Но это был еще не конец невзгодам бедного Лиутпранда. Непредвиденные обстоятельства вынудили его задержаться в Навпакте; в Патрах экипаж его корабля сбежал; на острове Левкасе дипломата весьма недоброжелательно принял местный епископ-евнух, и Лиутпранд жил там впроголодь; на острове Корфу он пережил три землетрясения подряд, а несколько позже пал жертвой грабителей. Он также хорошо осознавал, что все его страдания были напрасны. Перспектива династического брака ничуть не прояснилась, отношения между Востоком и Западом оказались напряженными более чем когда-либо. Еще до того как Лиутпранд вернулся в Кремону, в Южной Италии разразилась война. Бедный Лиутпранд – он не мог знать, что отчет о его путешествии будут читать и через тысячу лет после его смерти, а ведь это наверняка утешило бы дипломата.
Характер, манеры и внешность Никифора Фоки мало способствовали тому, чтобы он смог завоевать сердца своих подданных. Но главное – они ненавидели беззастенчивый фаворитизм, который император выказывал в отношении лишь двух сегментов общества, имевших отношение к его собственной биографии: армии и анатолийской аристократии.
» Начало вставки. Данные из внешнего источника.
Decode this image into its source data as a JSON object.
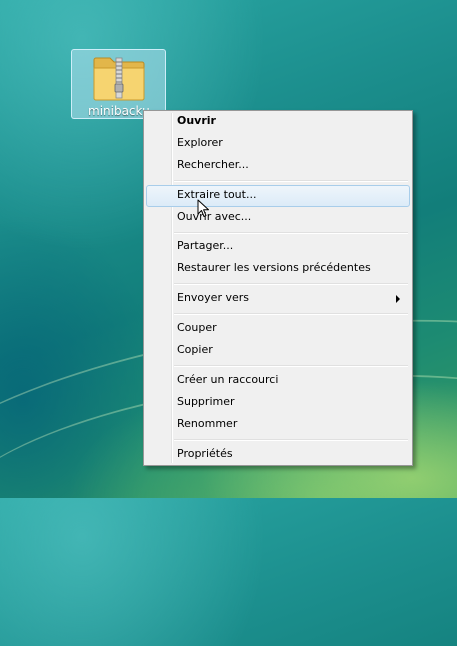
{
  "desktop": {
    "icon": {
      "label": "minibacku",
      "icon_name": "zip-folder-icon"
    }
  },
  "context_menu": {
    "items": [
      {
        "label": "Ouvrir"
      },
      {
        "label": "Explorer"
      },
      {
        "label": "Rechercher..."
      },
      {
        "label": "Extraire tout..."
      },
      {
        "label": "Ouvrir avec..."
      },
      {
        "label": "Partager..."
      },
      {
        "label": "Restaurer les versions précédentes"
      },
      {
        "label": "Envoyer vers"
      },
      {
        "label": "Couper"
      },
      {
        "label": "Copier"
      },
      {
        "label": "Créer un raccourci"
      },
      {
        "label": "Supprimer"
      },
      {
        "label": "Renommer"
      },
      {
        "label": "Propriétés"
      }
    ],
    "default_item": "Ouvrir",
    "hovered_item": "Extraire tout...",
    "submenu_item": "Envoyer vers"
  },
  "colors": {
    "menu_background": "#f0f0f0",
    "hover_border": "#a8cdea",
    "hover_fill": "#dcebf8",
    "selection_fill": "#b4e1f0"
  }
}
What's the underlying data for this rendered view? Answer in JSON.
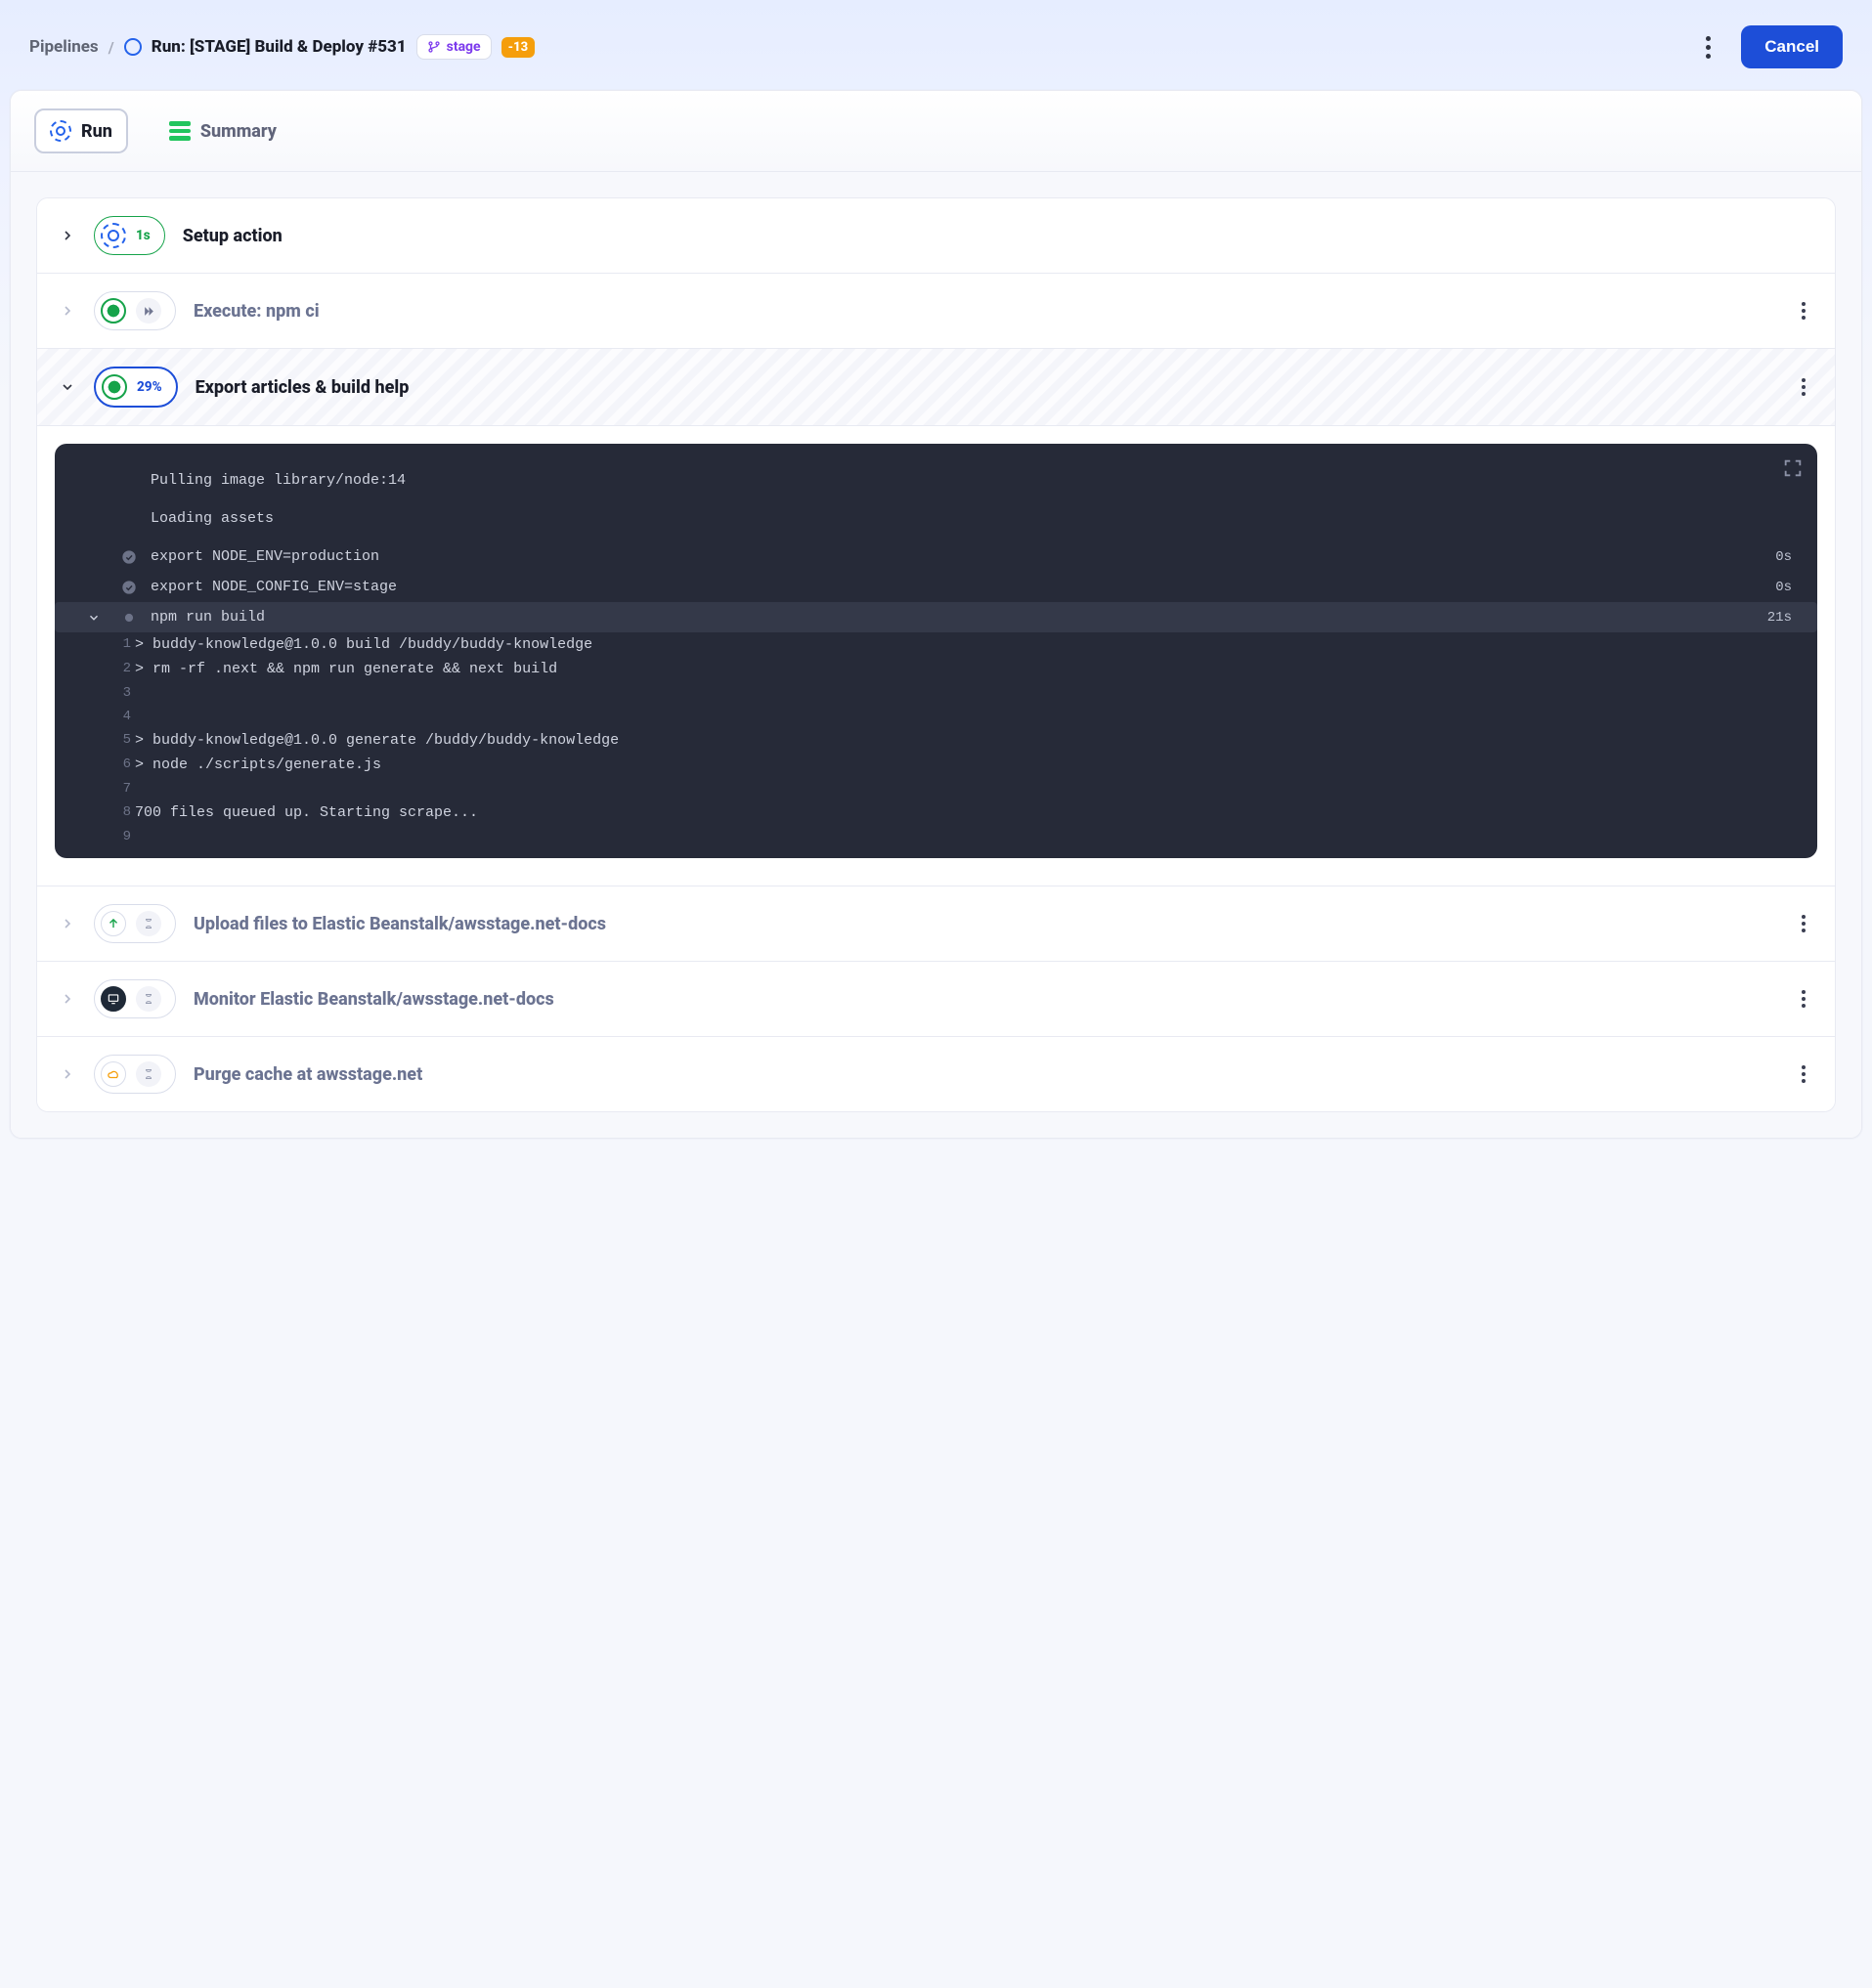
{
  "breadcrumb": {
    "root": "Pipelines",
    "title": "Run: [STAGE] Build & Deploy #531",
    "branch": "stage",
    "count": "-13"
  },
  "header": {
    "cancel": "Cancel"
  },
  "tabs": {
    "run": "Run",
    "summary": "Summary"
  },
  "actions": {
    "a0": {
      "title": "Setup action",
      "badge": "1s"
    },
    "a1": {
      "title": "Execute: npm ci"
    },
    "a2": {
      "title": "Export articles & build help",
      "badge": "29%"
    },
    "a3": {
      "title": "Upload files to Elastic Beanstalk/awsstage.net-docs"
    },
    "a4": {
      "title": "Monitor Elastic Beanstalk/awsstage.net-docs"
    },
    "a5": {
      "title": "Purge cache at awsstage.net"
    }
  },
  "log": {
    "pre0": "Pulling image library/node:14",
    "pre1": "Loading assets",
    "l0": {
      "text": "export NODE_ENV=production",
      "time": "0s"
    },
    "l1": {
      "text": "export NODE_CONFIG_ENV=stage",
      "time": "0s"
    },
    "l2": {
      "text": "npm run build",
      "time": "21s"
    },
    "out": {
      "1": "> buddy-knowledge@1.0.0 build /buddy/buddy-knowledge",
      "2": "> rm -rf .next && npm run generate && next build",
      "3": "",
      "4": "",
      "5": "> buddy-knowledge@1.0.0 generate /buddy/buddy-knowledge",
      "6": "> node ./scripts/generate.js",
      "7": "",
      "8": "700 files queued up. Starting scrape...",
      "9": ""
    }
  }
}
В его глазах имперский гарнизон в столице в принципе не мог совершить ничего дурного, однако по ночам на улицах шел настолько шумный и разнузданный кутеж пьяной солдатни, что честные граждане боялись выходить из дому. Донатам судьба благоволила в еще большей мере. Ранее, если земельное владение выставлялось на продажу, то в первую очередь не отказывали хозяевам непосредственно примыкающей к нему земли; отныне продаваемый участок доставался лицу, предложившему наивысшую цену, и почти неизбежно аристократ-землевладелец добивался роста своих владений. Так, богатый становился богаче, а бедный – беднее; и население Константинополя не пыталось скрыть своего неудовольствия.
Еще одним источником оппозиционных настроений являлась церковь. Имевший склонность к аскезе император был шокирован немереным богатством монастырей. К тому же принадлежавшие им огромные участки превосходной пахотной земли, по причине бездарного хозяйствования, в течение длительного времени держались под паром. Никифор отреагировал характерным для него бескомпромиссным образом: передача земельных владений церкви в дальнейшем воспрещалась – во всех возможных вариантах. Этот эдикт вызвал бурю негодования как у черного, так и у белого духовенства. Но худшее было впереди: вышел указ о том, что епископов нельзя назначать без личной санкции императора.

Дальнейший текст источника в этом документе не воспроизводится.